Maybe you were eager to find out how big that tax refund will be (or learn just how much you owe Uncle Sam) and filed your taxes last month. Good work! But for most Americans, taxes are messy, dredging up financial realities we try to ignore but once a year. We naturally procrastinate, filing them at the very last minute.
If we’re honest, we procrastinate a lot, about all kinds of things… especially at work.
While procrastination can feel like a major personal shortcoming, procrastinators aren’t alone: we’re psychologically hardwired to put off difficult tasks and decisions. It’s another symptom of “fight or flight” - we’ll do what it takes to avoid an emotionally draining or mentally complex situation, making excuses along the way.
Of course, procrastination can be lethal at work. Apply these tips to help you have the greatest impact during your workday - or even to finally finish your taxes!

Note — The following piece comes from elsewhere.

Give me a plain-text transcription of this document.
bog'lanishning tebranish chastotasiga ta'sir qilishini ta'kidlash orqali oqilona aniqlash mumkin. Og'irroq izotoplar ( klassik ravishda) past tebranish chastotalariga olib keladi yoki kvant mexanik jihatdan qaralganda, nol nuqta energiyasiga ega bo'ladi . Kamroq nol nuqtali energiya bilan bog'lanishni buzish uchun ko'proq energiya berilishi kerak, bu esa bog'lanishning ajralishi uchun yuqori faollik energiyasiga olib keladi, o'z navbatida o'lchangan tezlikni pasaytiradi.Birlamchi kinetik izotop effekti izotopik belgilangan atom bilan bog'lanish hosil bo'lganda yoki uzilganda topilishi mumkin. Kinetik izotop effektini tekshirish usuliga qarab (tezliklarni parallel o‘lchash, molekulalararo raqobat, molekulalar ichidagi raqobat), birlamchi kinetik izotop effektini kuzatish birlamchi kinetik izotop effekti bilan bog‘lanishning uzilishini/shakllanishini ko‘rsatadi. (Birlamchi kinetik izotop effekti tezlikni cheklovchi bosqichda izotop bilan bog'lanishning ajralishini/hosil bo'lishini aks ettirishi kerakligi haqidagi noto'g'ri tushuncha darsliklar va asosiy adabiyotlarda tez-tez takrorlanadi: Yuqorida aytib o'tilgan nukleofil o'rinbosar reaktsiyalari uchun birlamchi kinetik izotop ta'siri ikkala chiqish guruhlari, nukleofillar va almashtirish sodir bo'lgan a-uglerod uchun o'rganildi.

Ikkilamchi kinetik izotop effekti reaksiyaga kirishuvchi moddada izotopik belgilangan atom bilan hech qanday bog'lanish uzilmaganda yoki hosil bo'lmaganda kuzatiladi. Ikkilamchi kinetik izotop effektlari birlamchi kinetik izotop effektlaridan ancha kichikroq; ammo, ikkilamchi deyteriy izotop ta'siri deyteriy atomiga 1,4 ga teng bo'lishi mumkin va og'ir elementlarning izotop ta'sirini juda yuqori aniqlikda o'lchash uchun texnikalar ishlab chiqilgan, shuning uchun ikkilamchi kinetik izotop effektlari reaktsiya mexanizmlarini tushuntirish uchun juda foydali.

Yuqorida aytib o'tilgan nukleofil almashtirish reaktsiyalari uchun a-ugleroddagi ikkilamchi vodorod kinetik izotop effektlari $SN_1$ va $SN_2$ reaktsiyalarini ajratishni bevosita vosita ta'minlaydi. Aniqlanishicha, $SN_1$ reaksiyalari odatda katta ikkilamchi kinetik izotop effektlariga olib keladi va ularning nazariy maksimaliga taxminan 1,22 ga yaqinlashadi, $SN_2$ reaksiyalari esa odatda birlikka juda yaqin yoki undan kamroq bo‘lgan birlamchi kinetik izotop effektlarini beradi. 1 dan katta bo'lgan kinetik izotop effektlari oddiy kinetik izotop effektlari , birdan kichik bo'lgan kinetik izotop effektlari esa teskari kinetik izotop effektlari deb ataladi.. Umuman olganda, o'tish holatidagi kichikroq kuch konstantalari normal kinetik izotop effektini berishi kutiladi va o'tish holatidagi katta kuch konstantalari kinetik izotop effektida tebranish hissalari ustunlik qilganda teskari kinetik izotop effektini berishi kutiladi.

The first step to tackling procrastination is to accept your internal resistance to completing the task. Often, the overwhelm of everything on our to-do list paralyzes us. Instead, ask yourself what is the one item you must accomplish today. Just get yourself to do that. And oftentimes crossing just one thing off your list can give you the momentum you need to keep going.
Block Out Your Time
One procrastination tactic is to let every beeping notification, every new email or interruption by a coworker distract you from what you need to accomplish. Try blocking out your time each day, starting with an hour to accomplish your most mentally challenging task. Put it on your calendar, let your colleagues know. Then schedule an hour after lunch for catching up on your inbox and consolidate meetings in the afternoon. By scheduling your time in blocks, you can prevent distraction and make sure you accomplish your top priorities.
Schedule Breaks and Rest
Mental exhaustion is real, and the more tired your brain, the easier it will be to procrastinate. As you’re blocking out you schedule, make sure you include regular breaks at least half an hour for lunch (away from your desk!). Take a walk to get the creative juices flowing. Then, at the end of the day, turn off your devices and truly rest. You will feel more energized and ready to tackle your priorities tomorrow.

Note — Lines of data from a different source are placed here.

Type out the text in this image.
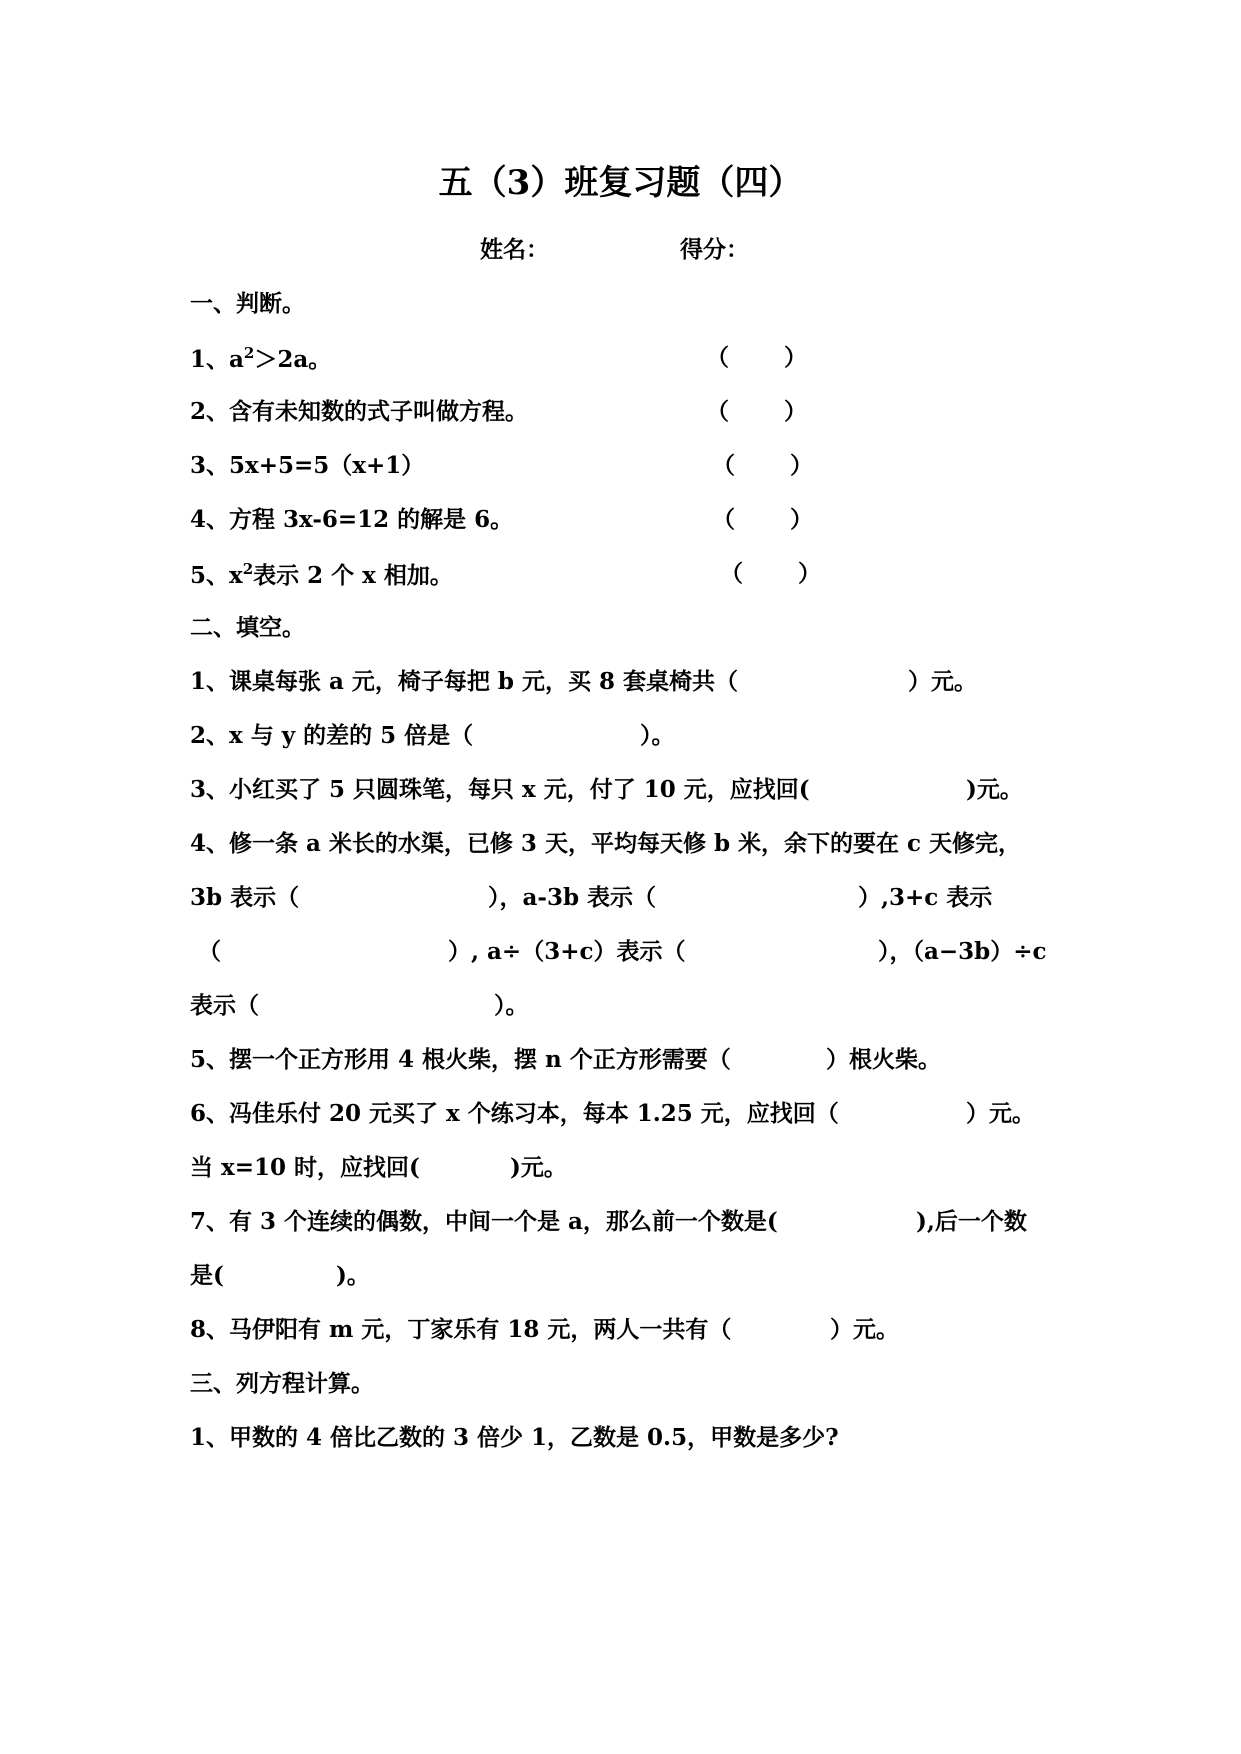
五（3）班复习题（四）
姓名：	得分：
一、判断。
1、$a^2>2a$。	（ ）
2、含有未知数的式子叫做方程。	（ ）
3、5x+5=5（x+1）	（ ）
4、方程 3x-6=12 的解是 6。	（ ）
5、$x^2$表示 2 个 x 相加。	（ ）
二、填空。
1、课桌每张 a 元，椅子每把 b 元，买 8 套桌椅共（	）元。
2、x 与 y 的差的 5 倍是（	）。
3、小红买了 5 只圆珠笔，每只 x 元，付了 10 元，应找回(	)元。
4、修一条 a 米长的水渠，已修 3 天，平均每天修 b 米，余下的要在 c 天修完，
3b 表示（	），a-3b 表示（	）,3+c 表示
（	）, a÷（3+c）表示（	），（a−3b）÷c
表示（	）。
5、摆一个正方形用 4 根火柴，摆 n 个正方形需要（	）根火柴。
6、冯佳乐付 20 元买了 x 个练习本，每本 1.25 元，应找回（	）元。
当 x=10 时，应找回(	)元。
7、有 3 个连续的偶数，中间一个是 a，那么前一个数是(	),后一个数
是(	)。
8、马伊阳有 m 元，丁家乐有 18 元，两人一共有（	）元。
三、列方程计算。
1、甲数的 4 倍比乙数的 3 倍少 1，乙数是 0.5，甲数是多少?
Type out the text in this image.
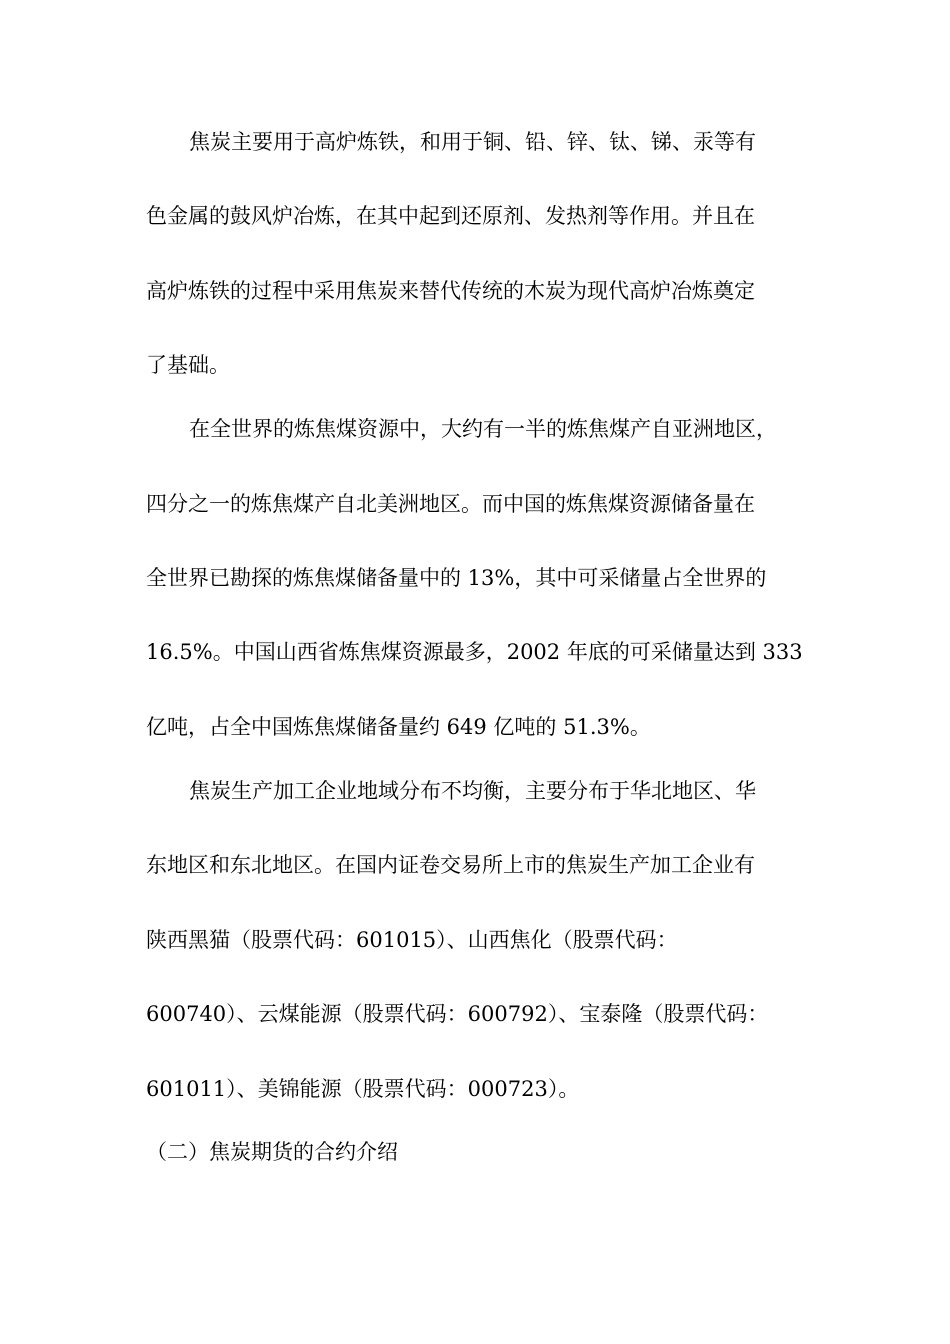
焦炭主要用于高炉炼铁，和用于铜、铅、锌、钛、锑、汞等有
色金属的鼓风炉冶炼，在其中起到还原剂、发热剂等作用。并且在
高炉炼铁的过程中采用焦炭来替代传统的木炭为现代高炉冶炼奠定
了基础。
在全世界的炼焦煤资源中，大约有一半的炼焦煤产自亚洲地区，
四分之一的炼焦煤产自北美洲地区。而中国的炼焦煤资源储备量在
全世界已勘探的炼焦煤储备量中的 13%，其中可采储量占全世界的
16.5%。中国山西省炼焦煤资源最多，2002 年底的可采储量达到 333
亿吨，占全中国炼焦煤储备量约 649 亿吨的 51.3%。
焦炭生产加工企业地域分布不均衡，主要分布于华北地区、华
东地区和东北地区。在国内证卷交易所上市的焦炭生产加工企业有
陕西黑猫（股票代码：601015）、山西焦化（股票代码：
600740）、云煤能源（股票代码：600792）、宝泰隆（股票代码：
601011）、美锦能源（股票代码：000723）。
（二）焦炭期货的合约介绍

Mental exhaustion can easily grow into full-fledged burnout, especially in our always-on, 50-plus-hour-workweek culture. Assess how you currently spend your time: how many hours per day are you working? And how many of those hours are truly focused, efficient and most importantly: effective? Think of how many hours you could take back from your workday if you stopped procrastinating. By rethinking your workday, you can accomplish more in less time and prevent not just procrastination but long-term burnout. Not sure where to start? We can help!
It is possible to stop procrastinating, accomplish more than ever before and truly enjoy your workday. By implementing these four steps, you can stop procrastinating by Tax Day and maybe even give yourself a “refund” of a few extra hours in your day!